Non, on ne pourra jamais s’habituer, à force d’une overdose d’images de l’horreur diffusées par ces télévisions satellitaires qui aiment à faire des taux d’audience sur l’hémoglobine, la mort en direct, les corps chétifs d’enfants calcinés, ensanglantés, d’enfants arrachés à la vie, à l’amour des leurs parce qu’ils étaient Palestiniens. Non, on ne pourra jamais s’habituer à ces images. Ni en détourner le regard en zappant vers d’autres télévisions, d’autres cieux, d’autres pays.
Le compte macabre continue. Gaza est sans eau ni électricité. Et le peuple de Gaza fait la queue dès l’aube pour quelques pains, quand il y en a. La trêve n’est qu’une trêve. Des roquettes sont tirées, des raids répliquent. Et la guerre continue. Sous le regard du monde arabe qui, lui, s’est de nouveau donné en spectacle pour une course dérisoire, futile, malsaine de leadership.
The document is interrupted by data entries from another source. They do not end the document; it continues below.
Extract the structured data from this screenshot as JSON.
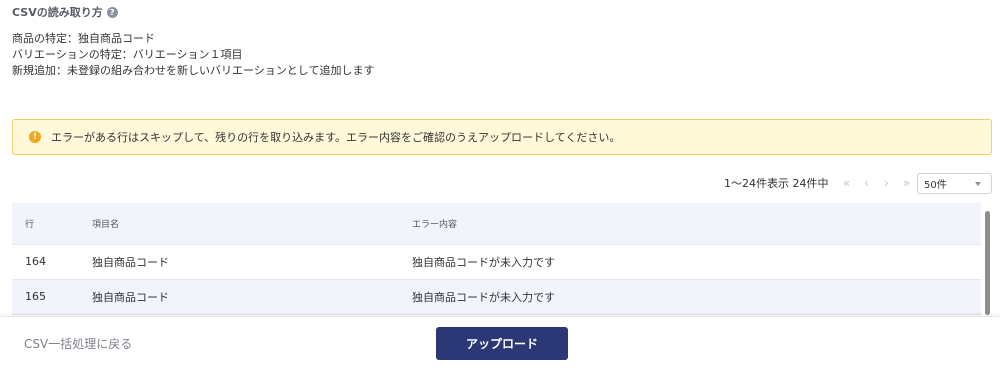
{
  "section": {
    "title": "CSVの読み取り方",
    "help_glyph": "?"
  },
  "rules": [
    "商品の特定：独自商品コード",
    "バリエーションの特定：バリエーション１項目",
    "新規追加：未登録の組み合わせを新しいバリエーションとして追加します"
  ],
  "alert": {
    "icon_glyph": "!",
    "text": "エラーがある行はスキップして、残りの行を取り込みます。エラー内容をご確認のうえアップロードしてください。"
  },
  "pager": {
    "summary": "1〜24件表示 24件中",
    "first": "«",
    "prev": "‹",
    "next": "›",
    "last": "»",
    "per_page": "50件"
  },
  "table": {
    "headers": [
      "行",
      "項目名",
      "エラー内容"
    ],
    "rows": [
      [
        "164",
        "独自商品コード",
        "独自商品コードが未入力です"
      ],
      [
        "165",
        "独自商品コード",
        "独自商品コードが未入力です"
      ]
    ]
  },
  "footer": {
    "back_label": "CSV一括処理に戻る",
    "upload_label": "アップロード"
  },
  "colors": {
    "primary": "#2c3775",
    "alert_bg": "#fff8d9",
    "alert_border": "#f1ce67",
    "warn_icon": "#f2a51e"
  }
}
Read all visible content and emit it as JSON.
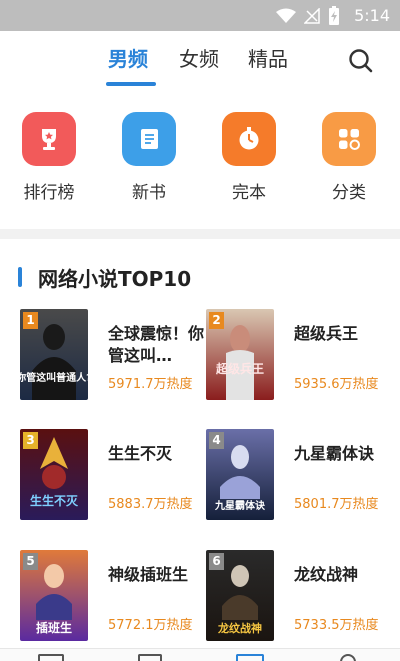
{
  "status_bar": {
    "time": "5:14"
  },
  "tabs": [
    {
      "label": "男频",
      "active": true
    },
    {
      "label": "女频",
      "active": false
    },
    {
      "label": "精品",
      "active": false
    }
  ],
  "quick_nav": [
    {
      "label": "排行榜",
      "icon": "trophy-icon",
      "color": "#f25a5a"
    },
    {
      "label": "新书",
      "icon": "scroll-icon",
      "color": "#3d9fe8"
    },
    {
      "label": "完本",
      "icon": "stopwatch-icon",
      "color": "#f57b2a"
    },
    {
      "label": "分类",
      "icon": "grid-icon",
      "color": "#f89b45"
    }
  ],
  "section": {
    "title": "网络小说TOP10"
  },
  "books": [
    {
      "rank": "1",
      "title": "全球震惊！你管这叫…",
      "hot": "5971.7万热度",
      "rank_color": "#e8891f",
      "cover_top": "#4a4a4a",
      "cover_bottom": "#1c2a44",
      "cover_text": "你管这叫普通人?"
    },
    {
      "rank": "2",
      "title": "超级兵王",
      "hot": "5935.6万热度",
      "rank_color": "#e8891f",
      "cover_top": "#d9c7b2",
      "cover_bottom": "#8a1d1d",
      "cover_text": "超级兵王"
    },
    {
      "rank": "3",
      "title": "生生不灭",
      "hot": "5883.7万热度",
      "rank_color": "#e6b32a",
      "cover_top": "#5a1010",
      "cover_bottom": "#2a1b5a",
      "cover_text": "生生不灭"
    },
    {
      "rank": "4",
      "title": "九星霸体诀",
      "hot": "5801.7万热度",
      "rank_color": "#8a8a8a",
      "cover_top": "#6a6fa8",
      "cover_bottom": "#15203a",
      "cover_text": "九星霸体诀"
    },
    {
      "rank": "5",
      "title": "神级插班生",
      "hot": "5772.1万热度",
      "rank_color": "#8a8a8a",
      "cover_top": "#e07a3a",
      "cover_bottom": "#5a2aa0",
      "cover_text": "插班生"
    },
    {
      "rank": "6",
      "title": "龙纹战神",
      "hot": "5733.5万热度",
      "rank_color": "#8a8a8a",
      "cover_top": "#2a2a2a",
      "cover_bottom": "#1a1410",
      "cover_text": "龙纹战神"
    }
  ]
}
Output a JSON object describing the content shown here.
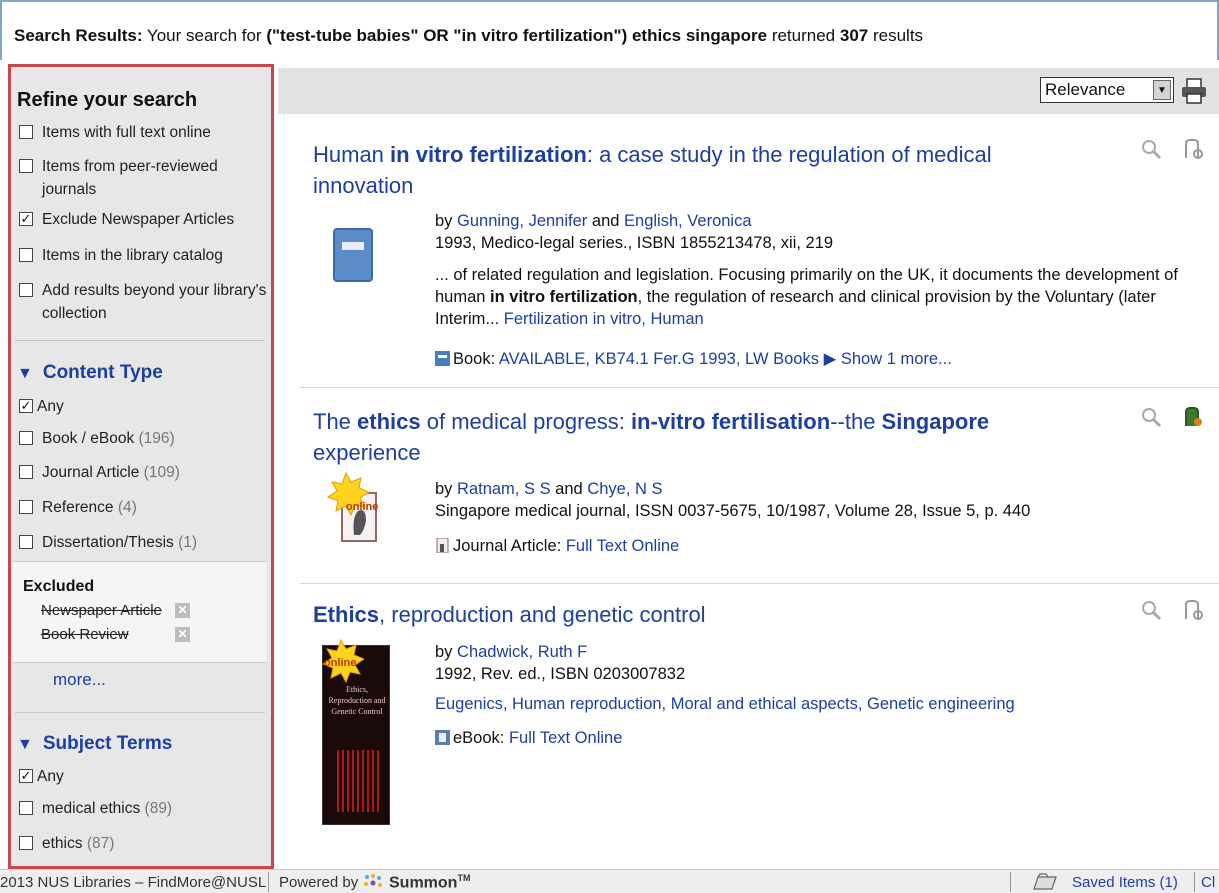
{
  "header": {
    "prefix": "Search Results:",
    "your_search_for": "Your search for",
    "query": "(\"test-tube babies\" OR \"in vitro fertilization\") ethics singapore",
    "returned": "returned",
    "count": "307",
    "results_word": "results"
  },
  "sidebar": {
    "refine_title": "Refine your search",
    "refine_options": [
      {
        "label": "Items with full text online",
        "checked": false
      },
      {
        "label": "Items from peer-reviewed journals",
        "checked": false
      },
      {
        "label": "Exclude Newspaper Articles",
        "checked": true
      },
      {
        "label": "Items in the library catalog",
        "checked": false
      },
      {
        "label": "Add results beyond your library's collection",
        "checked": false
      }
    ],
    "content_type": {
      "title": "Content Type",
      "options": [
        {
          "label": "Any",
          "count": "",
          "checked": true
        },
        {
          "label": "Book / eBook",
          "count": "(196)",
          "checked": false
        },
        {
          "label": "Journal Article",
          "count": "(109)",
          "checked": false
        },
        {
          "label": "Reference",
          "count": "(4)",
          "checked": false
        },
        {
          "label": "Dissertation/Thesis",
          "count": "(1)",
          "checked": false
        }
      ]
    },
    "excluded": {
      "title": "Excluded",
      "items": [
        "Newspaper Article",
        "Book Review"
      ]
    },
    "more_label": "more...",
    "subject_terms": {
      "title": "Subject Terms",
      "options": [
        {
          "label": "Any",
          "count": "",
          "checked": true
        },
        {
          "label": "medical ethics",
          "count": "(89)",
          "checked": false
        },
        {
          "label": "ethics",
          "count": "(87)",
          "checked": false
        }
      ]
    }
  },
  "toolbar": {
    "sort_value": "Relevance",
    "print_icon": "print-icon"
  },
  "results": [
    {
      "title_parts": [
        {
          "t": "Human ",
          "b": false
        },
        {
          "t": "in vitro fertilization",
          "b": true
        },
        {
          "t": ": a case study in the regulation of medical innovation",
          "b": false
        }
      ],
      "by": "by",
      "author1": "Gunning, Jennifer",
      "and": "and",
      "author2": "English, Veronica",
      "pub": "1993, Medico-legal series., ISBN 1855213478, xii, 219",
      "snippet_parts": [
        {
          "t": "... of related regulation and legislation. Focusing primarily on the UK, it documents the development of human ",
          "b": false
        },
        {
          "t": "in vitro fertilization",
          "b": true
        },
        {
          "t": ", the regulation of research and clinical provision by the Voluntary (later Interim... ",
          "b": false
        }
      ],
      "subject_link": "Fertilization in vitro, Human",
      "format_label": "Book:",
      "availability": "AVAILABLE, KB74.1 Fer.G 1993, LW Books",
      "show_more": "▶ Show 1 more..."
    },
    {
      "title_parts": [
        {
          "t": "The ",
          "b": false
        },
        {
          "t": "ethics",
          "b": true
        },
        {
          "t": " of medical progress: ",
          "b": false
        },
        {
          "t": "in-vitro fertilisation",
          "b": true
        },
        {
          "t": "--the ",
          "b": false
        },
        {
          "t": "Singapore",
          "b": true
        },
        {
          "t": " experience",
          "b": false
        }
      ],
      "by": "by",
      "author1": "Ratnam, S S",
      "and": "and",
      "author2": "Chye, N S",
      "pub": "Singapore medical journal, ISSN 0037-5675, 10/1987, Volume 28, Issue 5, p. 440",
      "badge": "online",
      "format_label": "Journal Article:",
      "availability": "Full Text Online"
    },
    {
      "title_parts": [
        {
          "t": "Ethics",
          "b": true
        },
        {
          "t": ", reproduction and genetic control",
          "b": false
        }
      ],
      "by": "by",
      "author1": "Chadwick, Ruth F",
      "pub": "1992, Rev. ed., ISBN 0203007832",
      "subjects": "Eugenics, Human reproduction, Moral and ethical aspects, Genetic engineering",
      "badge": "online",
      "cover_title": "Ethics, Reproduction and Genetic Control",
      "format_label": "eBook:",
      "availability": "Full Text Online"
    }
  ],
  "footer": {
    "copyright": "2013 NUS Libraries – FindMore@NUSL",
    "powered_by": "Powered by",
    "brand": "Summon",
    "tm": "TM",
    "saved_items": "Saved Items (1)",
    "cut_off": "Cl"
  }
}
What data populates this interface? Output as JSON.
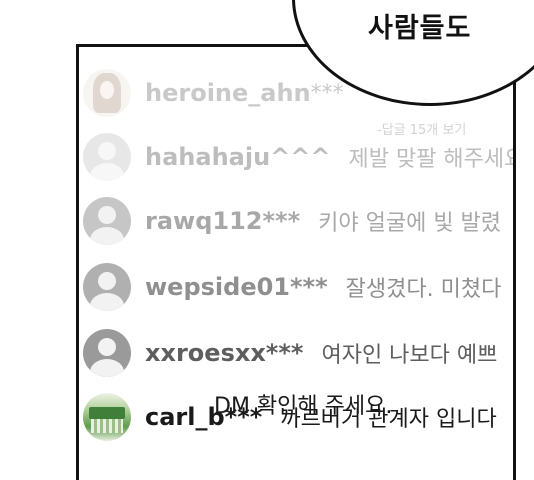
{
  "bubble": {
    "text": "사람들도"
  },
  "comments": [
    {
      "user": "heroine_ahn",
      "text": "***",
      "avatar_icon": "woman-photo-icon"
    },
    {
      "user": "hahahaju^^^",
      "text": "제발 맞팔 해주세요",
      "avatar_icon": "default-user-icon"
    },
    {
      "user": "rawq112***",
      "text": "키야 얼굴에 빛 발렸",
      "avatar_icon": "default-user-icon"
    },
    {
      "user": "wepside01***",
      "text": "잘생겼다. 미쳤다",
      "avatar_icon": "default-user-icon"
    },
    {
      "user": "xxroesxx***",
      "text": "여자인 나보다 예쁘",
      "avatar_icon": "default-user-icon"
    },
    {
      "user": "carl_b***",
      "text": "까르버거 관계자 입니다",
      "text_line2": "DM 확인해 주세요.",
      "avatar_icon": "storefront-photo-icon"
    }
  ],
  "replies_label": "-답글 15개 보기"
}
Il a fallu plus de mille morts et trois semaines de guerre –et 48 heures avant un cessez-le-feu préparé en coulisses sur le front diplomatique- pour que les pays arabes convoquent un sommet « extraordinaire ». En rangs dispersés, loin, très loin du drame de la Palestine et des Palestiniens, le sommet arabe de Doha a raté l’essentiel. C’est-à-dire une introspection du corps arabe, un nécessaire et salutaire retour sur soi pour tenter d’analyser, disséquer, peut-être comprendre cette aveuglante absence de solidarité arabe, ces dissensions inter-arabes et cette Nation arabe, dans l’incapacité chronique de parler d’une seule voix. Sous les bombardements israéliens et alors que la Palestine plonge de nouveau dans l’enfer de la guerre, les calculs étriqués, mesquins, insignifiants sont encore la seule réponse que les dirigeants arabes réunis à Doha ont réussi à donner à la rue arabe. L’absence du Roi du Maroc, qui s’en est expliqué dans un communiqué du Cabinet Royal, a alors résonné comme une saine colère, une indignation aussi, contre des palabres arabes absolument formelles.
Pendant ce temps, quelques heures seulement après le cessez-le-feu, se réunissaient dimanche, à Charm Cheikh, en Egypte, six dirigeants européens, le secrétaire général de l’ONU en plus de l’Egypte et la Jordanie. Un sommet international pour que dure une trêve que tous savent précaire et, surtout, pour que les canons de la guerre se taisent. A Charm Cheikh, les faiseurs de paix n’ont pas dit leur dernier mot.